Friday, June 3, 2011

The Moondog Show


It's Friday night in Cleveland, and all through the 1980s that meant that at precisely 5 PM Kid Leo was going to play Ian Hunter's Cleveland Rocks on WMMS.

You know it? Of course you do. You know the opening bit featuring Alan Freed saying "Hello everybody, how are y'all tonight, this is Alan Freed here the King of the Moondoggers,and it's time again for another of your favorite rock and roll sessions as you enjoy the Moondog Show --" cue guitars?

Ever wanted to hear where that clip comes from?

Why it was recorded on April 6, 1954 on WJW. Play it loud, it's the weekend. And grab an Erin Brew.

Thursday, June 2, 2011

Brooklyn Goes To Cleveland

Statistics say that half the population of the United States live 500 miles from Cleveland.

And the other half wouldn't be seen within a thousand miles of it.

Is this thing on?




Fivel Feldman (March 29, 1913 – July 8, 1985) wrote and directed several comedy shorts for Universal-International, playing a character only known as Brooklyn, writing his sweetheart Myrtle back home about his adventures. He visited Detroit, San Francisco, Paris, Rome, Philadelphia, Chicago ... and even Cleveland.

These shorts from the mid-50s were credited to "Arthur Cohen" as the writer and director, a name he used early in his career, though by this time he had adopted the stage name Phil Foster, after Foster Avenue in Brooklyn.

People my age best know Phil Foster as Frank De Fazio in Laverne and Shirley.

Wednesday, June 1, 2011

Design


"We are 'dump us at the cock' ... I mean, Compass at the Dock."
Severn Darden

Okay you hipsters, would you go and see this show?

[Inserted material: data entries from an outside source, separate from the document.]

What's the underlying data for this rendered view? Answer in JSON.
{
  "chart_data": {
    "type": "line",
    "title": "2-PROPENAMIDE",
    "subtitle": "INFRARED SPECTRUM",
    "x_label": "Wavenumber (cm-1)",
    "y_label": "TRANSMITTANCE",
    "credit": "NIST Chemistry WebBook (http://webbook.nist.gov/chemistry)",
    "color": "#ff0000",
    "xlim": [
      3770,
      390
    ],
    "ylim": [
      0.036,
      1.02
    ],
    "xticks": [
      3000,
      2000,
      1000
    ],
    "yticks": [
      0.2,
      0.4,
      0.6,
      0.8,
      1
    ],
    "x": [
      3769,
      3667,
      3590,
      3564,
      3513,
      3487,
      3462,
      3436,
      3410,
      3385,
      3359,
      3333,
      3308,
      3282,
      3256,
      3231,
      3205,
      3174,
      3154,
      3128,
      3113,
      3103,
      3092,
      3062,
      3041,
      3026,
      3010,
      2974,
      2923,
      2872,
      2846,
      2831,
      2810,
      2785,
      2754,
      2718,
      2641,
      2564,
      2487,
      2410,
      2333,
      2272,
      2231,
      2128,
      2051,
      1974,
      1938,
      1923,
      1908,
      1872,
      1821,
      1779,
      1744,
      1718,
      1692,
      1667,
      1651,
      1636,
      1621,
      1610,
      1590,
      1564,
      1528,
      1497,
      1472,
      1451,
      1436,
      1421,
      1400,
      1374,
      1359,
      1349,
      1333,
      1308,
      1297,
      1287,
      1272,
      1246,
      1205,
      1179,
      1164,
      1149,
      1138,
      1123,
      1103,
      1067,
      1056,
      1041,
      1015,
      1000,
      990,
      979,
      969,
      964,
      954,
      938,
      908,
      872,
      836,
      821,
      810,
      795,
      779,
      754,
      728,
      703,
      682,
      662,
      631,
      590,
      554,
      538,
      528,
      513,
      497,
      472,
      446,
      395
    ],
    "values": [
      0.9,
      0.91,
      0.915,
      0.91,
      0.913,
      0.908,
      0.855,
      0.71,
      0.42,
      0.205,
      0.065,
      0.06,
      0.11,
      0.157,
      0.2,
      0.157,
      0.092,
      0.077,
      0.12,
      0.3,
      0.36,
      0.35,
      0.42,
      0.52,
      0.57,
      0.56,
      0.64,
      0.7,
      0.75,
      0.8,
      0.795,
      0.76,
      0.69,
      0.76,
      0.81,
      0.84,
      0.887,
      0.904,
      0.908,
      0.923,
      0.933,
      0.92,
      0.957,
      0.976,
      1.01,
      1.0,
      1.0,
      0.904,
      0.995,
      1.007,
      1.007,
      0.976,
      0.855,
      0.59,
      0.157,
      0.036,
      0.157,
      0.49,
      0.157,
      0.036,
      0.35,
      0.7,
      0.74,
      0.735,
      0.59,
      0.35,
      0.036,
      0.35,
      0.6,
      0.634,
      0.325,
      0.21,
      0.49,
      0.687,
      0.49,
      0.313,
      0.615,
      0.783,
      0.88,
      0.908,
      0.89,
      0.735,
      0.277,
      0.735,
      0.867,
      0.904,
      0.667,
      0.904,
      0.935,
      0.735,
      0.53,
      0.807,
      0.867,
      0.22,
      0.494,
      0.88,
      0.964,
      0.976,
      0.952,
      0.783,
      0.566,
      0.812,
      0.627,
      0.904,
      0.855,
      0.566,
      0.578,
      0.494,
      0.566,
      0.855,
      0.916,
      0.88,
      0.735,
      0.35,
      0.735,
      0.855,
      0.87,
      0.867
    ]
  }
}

Is this flyer intended for people who are already familiar with "The Compass" and what they do, or would it draw someone in who is looking for a new thrill? Or would you be there simply for the conga stylings of Ella & Roxie?

What about the "compass" graphic, as if to say, we are called The Compass and this is a small picture of a compass. Because we are a nautical troupe of performers ... with our compass ... down at The Dock.

All smartassery aside, I love this. Because I have made flyers in my time, lots of them. And I appreciate the fact that this is either made of individual letter stickers, or from a sheet of rub-off transfer letters. No corrections, sorry, you forget a letter you have to peel off the ones in its way or scrape of the transfer, which really sucks, let me tell you.

I respect the BOLDNESS of the performing arts troupe (whatever it is they do; Much Ado About Anything? Is that Shakespeare?) following by the "yeah, whatever" vibe communicated by the folk singer legend and the names of the musicians all in lower case.


Guerrilla Theater Company opening night, 1992

But then, what's so special about technology? This is a complete mess, designed on an Apple Macintosh in the early 1990s. Difficult to read, too many fonts, the dotted frame is constricting ... ecch. Anyway, my point is, nobody's perfect. Give me the simple, handmade flyer any day.